Malak Tfaily

Malak Tfaily

Assistant Professor, Environmental Science
Member of the General Faculty
Member of the Graduate Faculty
Department Affiliations
Contact
(520) 626-3650

Work Summary

My current research is in globally emerging research avenues that transcend laboratory to field-based studies and use modern analytical approaches to advance ecosystem understanding of carbon turnover and storage through molecular characterization. While the majority of work on metabolomics focuses on clinical studies, my work focuses on the soil environment as whole, one of the most complicated but amazing systems on earth.

Research Interest

Created by living things, metabolites or organic compounds are found throughout the world. They have various functions and influences on the environment, yet their varied response to environmental change makes determining their role in the ecosystem challenging and hard to implement in current ecosystem models. Given that many ecosystems are undergoing rapid environmental changes, obtaining a process-level understanding of the mechanisms that affect metabolite production and transformation in soil systems and their function and interactions is important for predicting greenhouse gas emissions.

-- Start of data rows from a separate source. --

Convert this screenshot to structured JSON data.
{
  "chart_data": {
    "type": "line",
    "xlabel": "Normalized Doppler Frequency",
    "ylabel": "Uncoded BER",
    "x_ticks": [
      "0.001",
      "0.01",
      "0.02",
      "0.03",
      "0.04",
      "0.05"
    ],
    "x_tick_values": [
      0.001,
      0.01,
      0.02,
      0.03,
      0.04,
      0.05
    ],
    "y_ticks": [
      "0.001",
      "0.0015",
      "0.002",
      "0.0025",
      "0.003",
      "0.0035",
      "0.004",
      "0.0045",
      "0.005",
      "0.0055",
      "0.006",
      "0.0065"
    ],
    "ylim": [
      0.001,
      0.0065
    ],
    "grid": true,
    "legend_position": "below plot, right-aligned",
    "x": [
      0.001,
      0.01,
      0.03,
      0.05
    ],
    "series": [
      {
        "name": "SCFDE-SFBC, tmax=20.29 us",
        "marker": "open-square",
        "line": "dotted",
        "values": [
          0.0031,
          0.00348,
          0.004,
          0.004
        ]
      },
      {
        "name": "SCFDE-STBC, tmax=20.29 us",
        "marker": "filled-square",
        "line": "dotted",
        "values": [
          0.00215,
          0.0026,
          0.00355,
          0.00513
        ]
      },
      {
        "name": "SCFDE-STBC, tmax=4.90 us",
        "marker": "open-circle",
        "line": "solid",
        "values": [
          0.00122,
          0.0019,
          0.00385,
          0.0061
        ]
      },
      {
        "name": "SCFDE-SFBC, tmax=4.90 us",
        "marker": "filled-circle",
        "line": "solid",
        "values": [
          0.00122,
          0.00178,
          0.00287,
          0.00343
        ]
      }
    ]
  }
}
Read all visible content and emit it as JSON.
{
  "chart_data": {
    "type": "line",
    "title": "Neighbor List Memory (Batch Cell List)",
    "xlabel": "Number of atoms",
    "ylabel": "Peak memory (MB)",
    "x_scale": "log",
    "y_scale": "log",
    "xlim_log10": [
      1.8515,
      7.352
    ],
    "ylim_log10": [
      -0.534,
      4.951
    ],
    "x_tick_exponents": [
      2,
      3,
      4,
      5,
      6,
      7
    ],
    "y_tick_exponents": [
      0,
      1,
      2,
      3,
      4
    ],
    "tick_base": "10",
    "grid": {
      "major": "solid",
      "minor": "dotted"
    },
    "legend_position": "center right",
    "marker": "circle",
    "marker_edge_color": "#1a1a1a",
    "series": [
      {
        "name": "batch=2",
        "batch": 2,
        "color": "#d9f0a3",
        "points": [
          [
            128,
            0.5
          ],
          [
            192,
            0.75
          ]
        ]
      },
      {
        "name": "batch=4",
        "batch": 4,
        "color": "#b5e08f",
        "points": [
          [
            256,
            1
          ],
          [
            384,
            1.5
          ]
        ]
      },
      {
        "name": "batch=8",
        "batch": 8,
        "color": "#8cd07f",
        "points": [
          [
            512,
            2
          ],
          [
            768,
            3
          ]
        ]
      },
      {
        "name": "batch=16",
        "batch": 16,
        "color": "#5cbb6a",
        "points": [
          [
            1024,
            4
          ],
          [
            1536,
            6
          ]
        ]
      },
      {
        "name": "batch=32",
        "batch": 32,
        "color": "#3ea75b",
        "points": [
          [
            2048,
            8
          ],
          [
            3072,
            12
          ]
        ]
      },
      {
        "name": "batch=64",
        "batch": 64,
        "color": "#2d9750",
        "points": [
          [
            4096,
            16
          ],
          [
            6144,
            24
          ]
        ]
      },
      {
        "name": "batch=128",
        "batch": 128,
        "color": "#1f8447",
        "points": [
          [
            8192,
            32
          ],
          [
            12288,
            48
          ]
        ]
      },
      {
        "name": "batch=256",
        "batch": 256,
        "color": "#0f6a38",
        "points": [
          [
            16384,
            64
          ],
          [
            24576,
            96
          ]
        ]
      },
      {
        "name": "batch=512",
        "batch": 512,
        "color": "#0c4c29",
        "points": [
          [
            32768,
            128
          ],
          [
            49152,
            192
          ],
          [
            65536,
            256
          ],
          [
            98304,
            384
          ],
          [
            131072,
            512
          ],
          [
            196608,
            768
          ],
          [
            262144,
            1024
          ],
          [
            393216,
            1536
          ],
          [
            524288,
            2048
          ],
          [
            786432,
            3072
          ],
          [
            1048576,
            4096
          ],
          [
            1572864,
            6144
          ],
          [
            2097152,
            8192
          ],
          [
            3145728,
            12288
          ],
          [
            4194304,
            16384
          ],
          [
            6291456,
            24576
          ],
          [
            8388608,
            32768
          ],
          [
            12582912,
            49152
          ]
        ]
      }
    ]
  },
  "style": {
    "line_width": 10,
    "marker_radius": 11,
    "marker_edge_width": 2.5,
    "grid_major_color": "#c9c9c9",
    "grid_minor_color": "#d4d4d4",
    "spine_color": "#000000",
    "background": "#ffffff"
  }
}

Additionally, the majority of metabolites in the environment are either unknown or of unknown structure, thus illuminating the dark matter in metabolomics remains another need in my field. Investigating these research questions has not been easy, in part because it requires an integrative multidisciplinary approach that includes chemistry and biology. My training as an analytical chemist provided me the unusual opportunity to learn and apply multi-omics techniques including metabolomics and ultra-sensitive chemical characterization to further advance my capability to identify the molecules and mechanisms that are the correlative basis of ecosystem C cycling science and illuminate this dark matter. Additionally, my approaches are integrative and readily translatable across biomes, diverse ecological settings, and the agricultural/wildland interface.